SECURE Act’s ‘Improvements’ Might Leave Retirees Scrambling for Answers in 2025

Julia Zavalishina / shutterstock.com
Julia Zavalishina / shutterstock.com

The Setting Every Community Up for Retirement Enhancement (SECURE) Act 2.0, signed into law in late 2022, is gradually changing the retirement landscape. With changes about to take effect in 2025, retirees and those close to retirement need to be aware of how these updates might have a massive impact on their financial plans. Let’s break down a few key provisions.

For those in their early 60s, there’s good news on the horizon. Starting in 2025, those aged 60 through to 63 years old and are taking part in employer-sponsored retirement plans, such as 401(k)s, will have the opportunity to contribute significantly more. This new rule allows these individuals to make catch-up contributions up to $10,000 or 150% of the standard catch-up limit for those 50 and older—whichever is greater. While 2024 allows for a combined contribution of $30,500 for people working who are over 50, this provision creates an additional window of opportunity for those in this specific age group.

A massive decision for retirees involves choosing between traditional and Roth 401(k) plans. Contributions to traditional 401(k)s offer tax-deferred growth, but withdrawals are taxed as income. Meanwhile, Roth 401(k) contributions are made with after-tax dollars, and withdrawals are entirely tax-free if the account has been held for at least five years and the account holder is over 59 years old. This distinction becomes even more relevant with recent changes: starting in 2024, Roth 401(k) plans no longer require minimum distributions when participants reach 73. For high-income earners, however, a shift is coming. Beginning in 2026, individuals aged 50 and older who made $145,000 or more in the previous year will be asked to make catch-up contributions to a Roth 401(k).

Another huge change involves automatic enrolment.

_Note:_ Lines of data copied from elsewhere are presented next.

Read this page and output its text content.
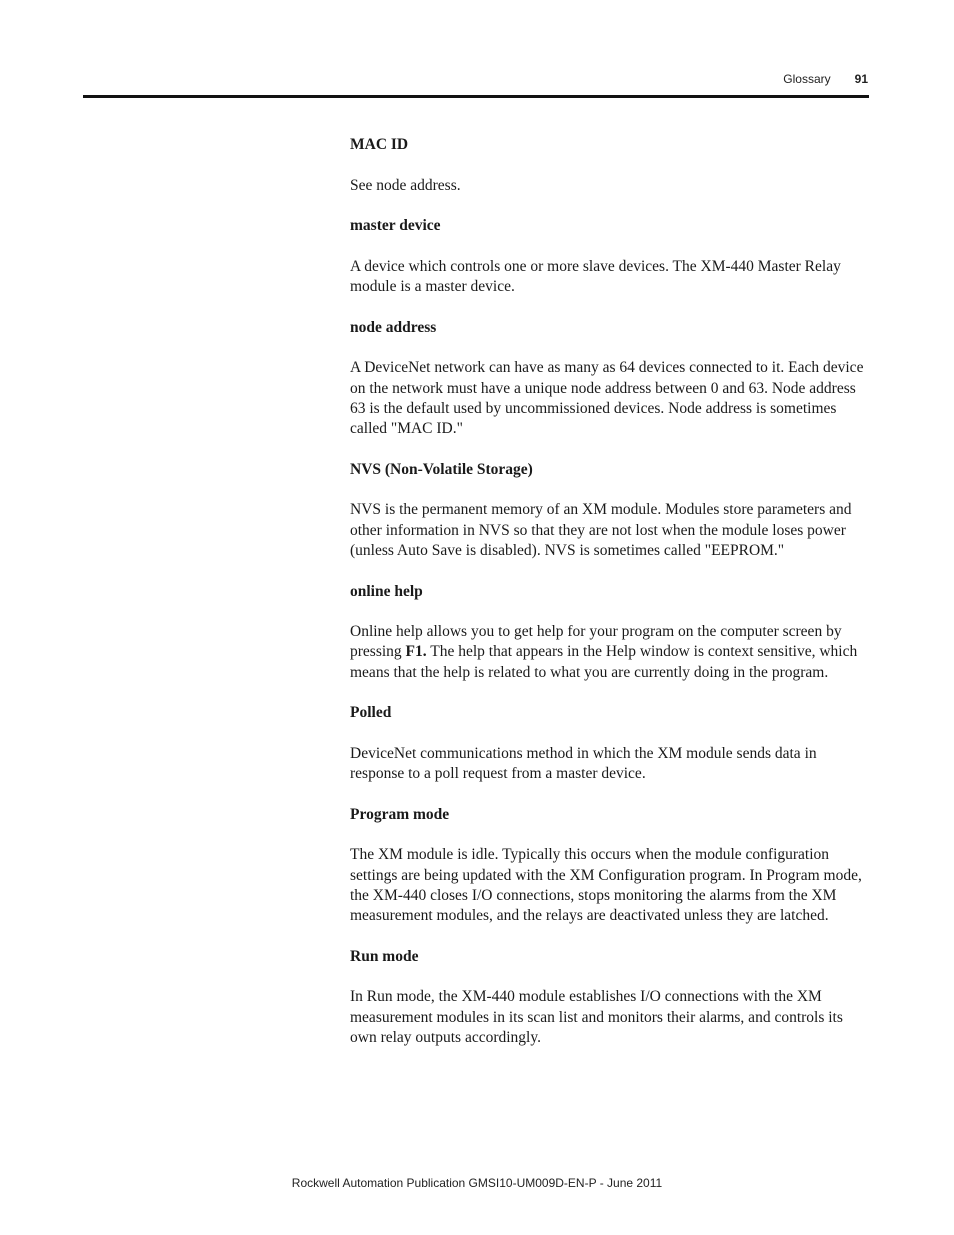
Glossary 91

MAC ID

See node address.

master device

A device which controls one or more slave devices. The XM-440 Master Relay module is a master device.

node address

A DeviceNet network can have as many as 64 devices connected to it. Each device on the network must have a unique node address between 0 and 63. Node address 63 is the default used by uncommissioned devices. Node address is sometimes called "MAC ID."

NVS (Non-Volatile Storage)

NVS is the permanent memory of an XM module. Modules store parameters and other information in NVS so that they are not lost when the module loses power (unless Auto Save is disabled). NVS is sometimes called "EEPROM."

online help

Online help allows you to get help for your program on the computer screen by pressing F1. The help that appears in the Help window is context sensitive, which means that the help is related to what you are currently doing in the program.

Polled

DeviceNet communications method in which the XM module sends data in response to a poll request from a master device.

Program mode

The XM module is idle. Typically this occurs when the module configuration settings are being updated with the XM Configuration program. In Program mode, the XM-440 closes I/O connections, stops monitoring the alarms from the XM measurement modules, and the relays are deactivated unless they are latched.

Run mode

In Run mode, the XM-440 module establishes I/O connections with the XM measurement modules in its scan list and monitors their alarms, and controls its own relay outputs accordingly.

Rockwell Automation Publication GMSI10-UM009D-EN-P - June 2011
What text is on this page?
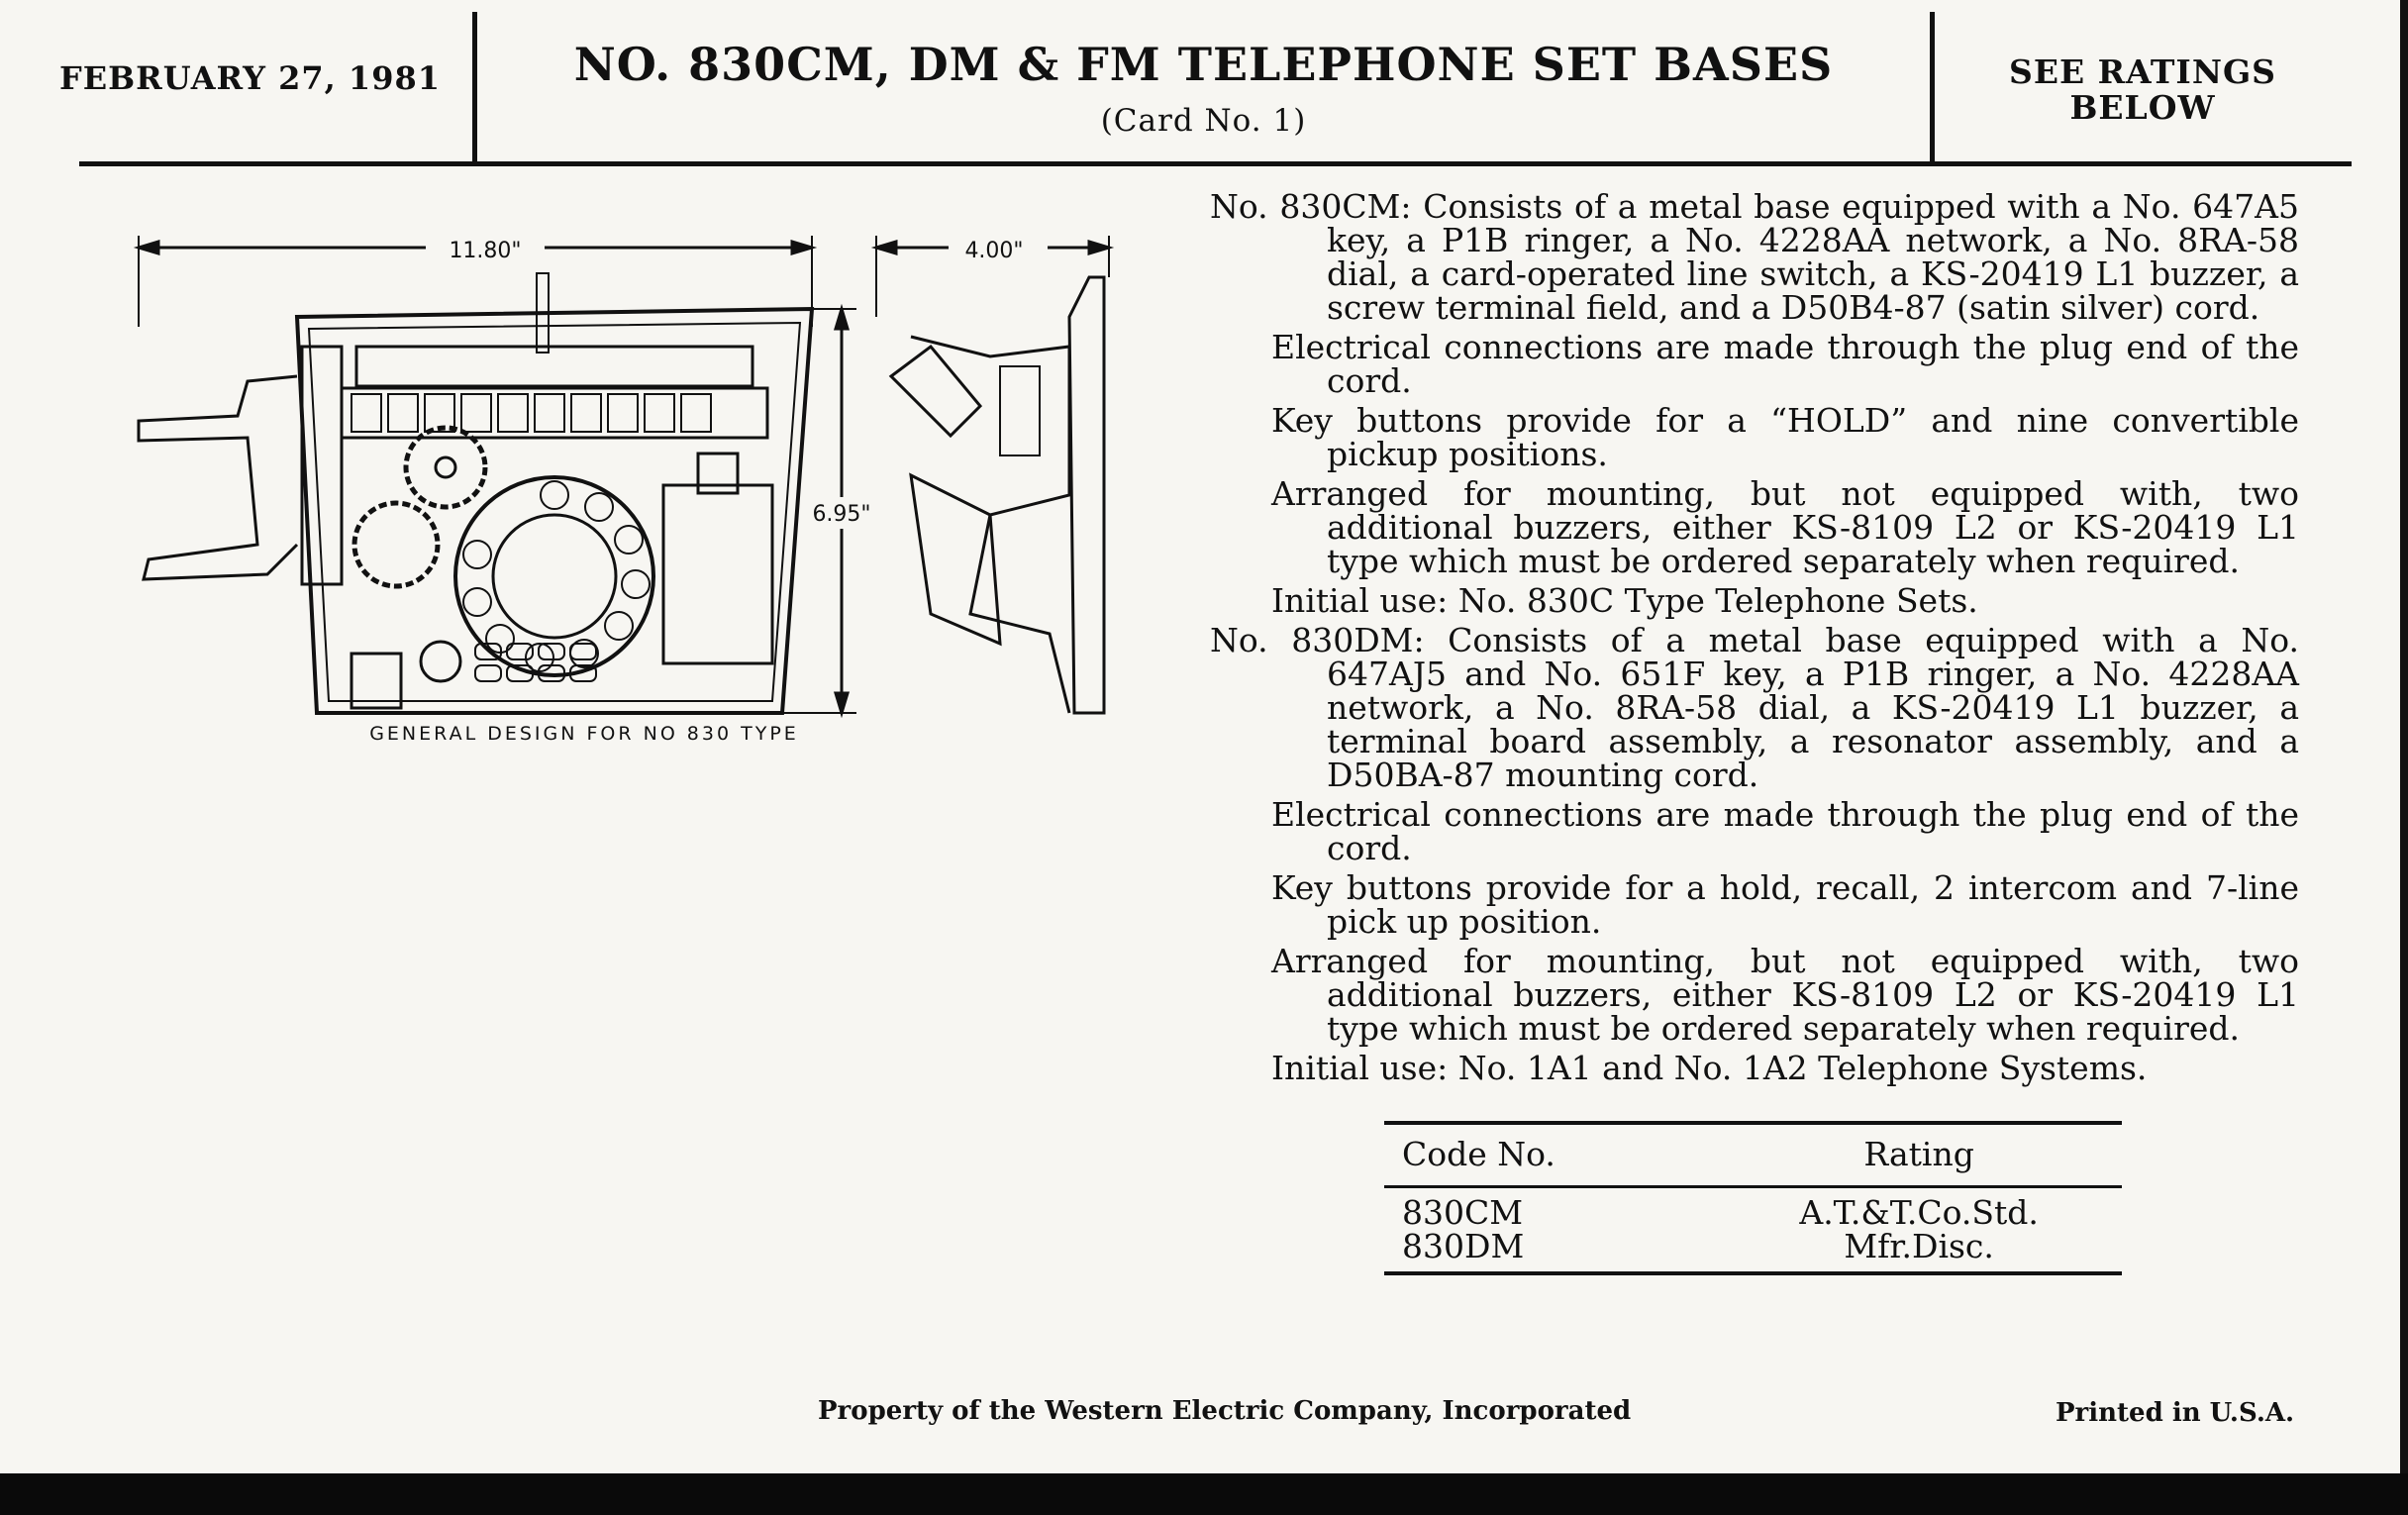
FEBRUARY 27, 1981	NO. 830CM, DM & FM TELEPHONE SET BASES
(Card No. 1)
SEE RATINGS
BELOW
11.80"	4.00"
6.95"
GENERAL DESIGN FOR NO 830 TYPE

No. 830CM: Consists of a metal base equipped with a No. 647A5 key, a P1B ringer, a No. 4228AA network, a No. 8RA-58 dial, a card-operated line switch, a KS-20419 L1 buzzer, a screw terminal field, and a D50B4-87 (satin silver) cord.

Electrical connections are made through the plug end of the cord.

Key buttons provide for a “HOLD” and nine convertible pickup positions.

Arranged for mounting, but not equipped with, two additional buzzers, either KS-8109 L2 or KS-20419 L1 type which must be ordered separately when required.

Initial use: No. 830C Type Telephone Sets.

No. 830DM: Consists of a metal base equipped with a No. 647AJ5 and No. 651F key, a P1B ringer, a No. 4228AA network, a No. 8RA-58 dial, a KS-20419 L1 buzzer, a terminal board assembly, a resonator assembly, and a D50BA-87 mounting cord.

Electrical connections are made through the plug end of the cord.

Key buttons provide for a hold, recall, 2 intercom and 7-line pick up position.

Arranged for mounting, but not equipped with, two additional buzzers, either KS-8109 L2 or KS-20419 L1 type which must be ordered separately when required.

Initial use: No. 1A1 and No. 1A2 Telephone Systems.

Code No.	Rating
830CM	A.T.&T.Co.Std.
830DM	Mfr.Disc.
Property of the Western Electric Company, Incorporated	Printed in U.S.A.
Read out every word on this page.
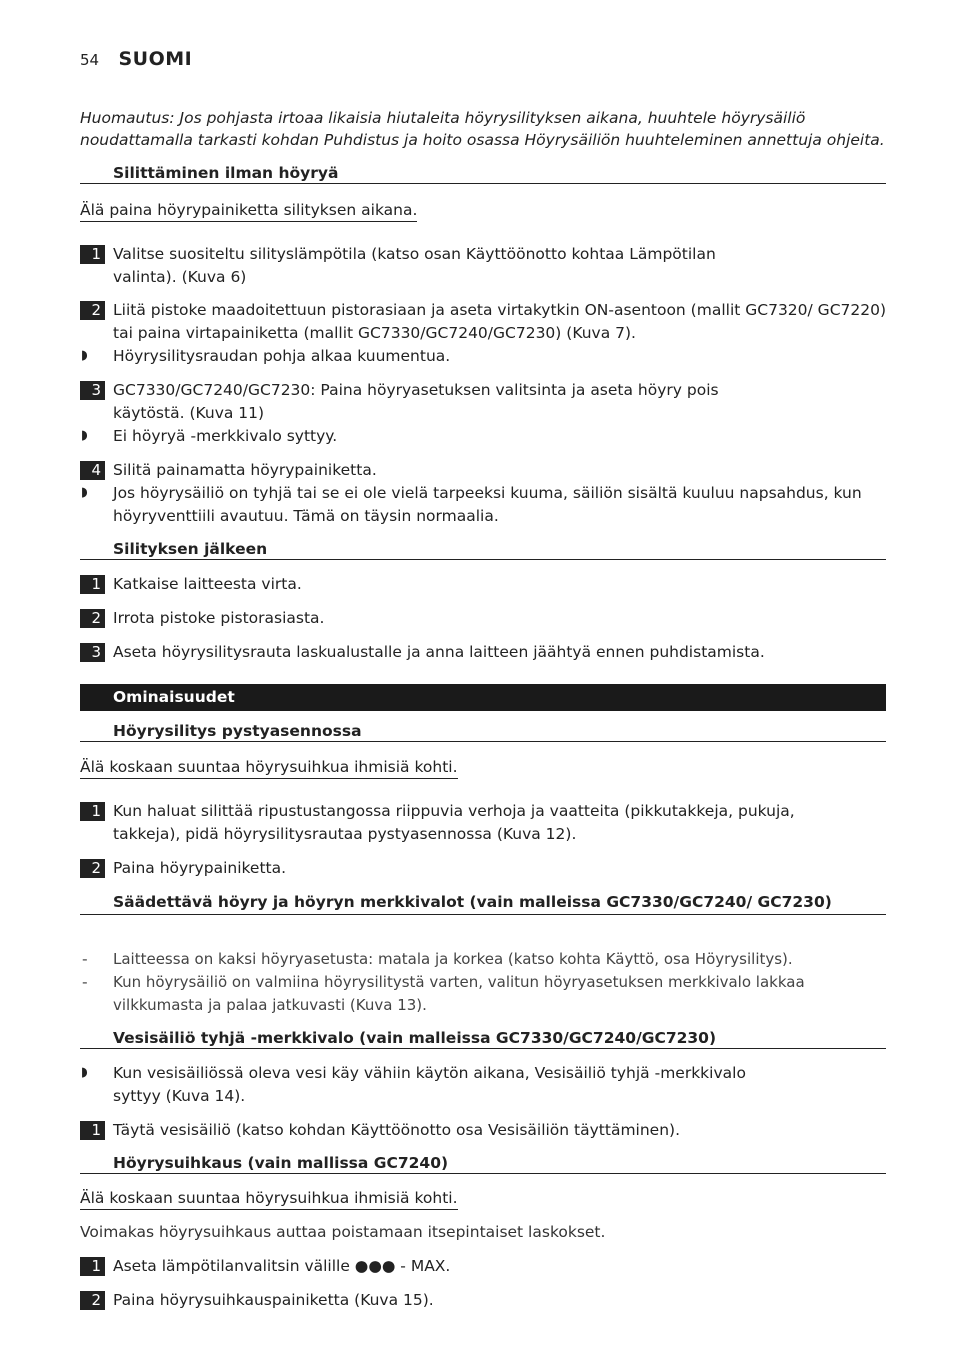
54 SUOMI
Huomautus: Jos pohjasta irtoaa likaisia hiutaleita höyrysilityksen aikana, huuhtele höyrysäiliö noudattamalla tarkasti kohdan Puhdistus ja hoito osassa Höyrysäiliön huuhteleminen annettuja ohjeita.
Silittäminen ilman höyryä
Älä paina höyrypainiketta silityksen aikana.
1 Valitse suositeltu silityslämpötila (katso osan Käyttöönotto kohtaa Lämpötilan valinta). (Kuva 6)
2 Liitä pistoke maadoitettuun pistorasiaan ja aseta virtakytkin ON-asentoon (mallit GC7320/ GC7220) tai paina virtapainiketta (mallit GC7330/GC7240/GC7230) (Kuva 7).
◗ Höyrysilitysraudan pohja alkaa kuumentua.
3 GC7330/GC7240/GC7230: Paina höyryasetuksen valitsinta ja aseta höyry pois käytöstä. (Kuva 11)
◗ Ei höyryä -merkkivalo syttyy.
4 Silitä painamatta höyrypainiketta.
◗ Jos höyrysäiliö on tyhjä tai se ei ole vielä tarpeeksi kuuma, säiliön sisältä kuuluu napsahdus, kun höyryventtiili avautuu. Tämä on täysin normaalia.
Silityksen jälkeen
1 Katkaise laitteesta virta.
2 Irrota pistoke pistorasiasta.
3 Aseta höyrysilitysrauta laskualustalle ja anna laitteen jäähtyä ennen puhdistamista.
Ominaisuudet
Höyrysilitys pystyasennossa
Älä koskaan suuntaa höyrysuihkua ihmisiä kohti.
1 Kun haluat silittää ripustustangossa riippuvia verhoja ja vaatteita (pikkutakkeja, pukuja, takkeja), pidä höyrysilitysrautaa pystyasennossa (Kuva 12).
2 Paina höyrypainiketta.
Säädettävä höyry ja höyryn merkkivalot (vain malleissa GC7330/GC7240/ GC7230)
- Laitteessa on kaksi höyryasetusta: matala ja korkea (katso kohta Käyttö, osa Höyrysilitys).
- Kun höyrysäiliö on valmiina höyrysilitystä varten, valitun höyryasetuksen merkkivalo lakkaa vilkkumasta ja palaa jatkuvasti (Kuva 13).
Vesisäiliö tyhjä -merkkivalo (vain malleissa GC7330/GC7240/GC7230)
◗ Kun vesisäiliössä oleva vesi käy vähiin käytön aikana, Vesisäiliö tyhjä -merkkivalo syttyy (Kuva 14).
1 Täytä vesisäiliö (katso kohdan Käyttöönotto osa Vesisäiliön täyttäminen).
Höyrysuihkaus (vain mallissa GC7240)
Älä koskaan suuntaa höyrysuihkua ihmisiä kohti.
Voimakas höyrysuihkaus auttaa poistamaan itsepintaiset laskokset.
1 Aseta lämpötilanvalitsin välille ●●● - MAX.
2 Paina höyrysuihkauspainiketta (Kuva 15).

Studies have shown that automatic enrolment boosts participation rates in employer-sponsored retirement plans. Starting in 2025, new 401(k) or 403(b) plans must automatically enroll employees at a contribution rate between 3% and 10% of their salary, with annual increases of 1% until the rate reaches between 10% and 15%. Employees retain the option to opt-out, but this change could encourage more workers to build substantial retirement savings over time. Exemptions apply to smaller businesses and newer startups, but for most companies, this requirement represents a shift toward promoting financial readiness.

For anyone who has misplaced a 401(k) from a previous employer, the SECURE 2.0 Act offers a lifeline. Beginning in 2025, employers will be mandated to report information about abandoned plans to the Department of Labor. This pool of data will feed into an alleged new search tool designed to help individuals locate lost 401(k) accounts. However, until this tool becomes widely available, retirees can take proactive steps to hunt for their missing plans. A good starting point is to look for old account statements, which often contain crucial details like account numbers and administrator contact information. It’s also worth double-checking whether the plan was moved to your state’s unclaimed property fund, as many states offer searchable online databases. Alternatively, resources like the National Registry of Unclaimed Retirement Benefits or missingmoney.com might yield results.

The SECURE Act 2.0’s updates reflect a much larger effort to transform retirement security and ensure individuals can maximize their savings. By keeping your ears to the ground about these provisions, retirees and those approaching retirement can put themselves in better positions to navigate the ever-evolving financial landscape. For anyone unsure about how these changes might impact their specific situation, seeking professional guidance can provide clarity and confidence moving forward.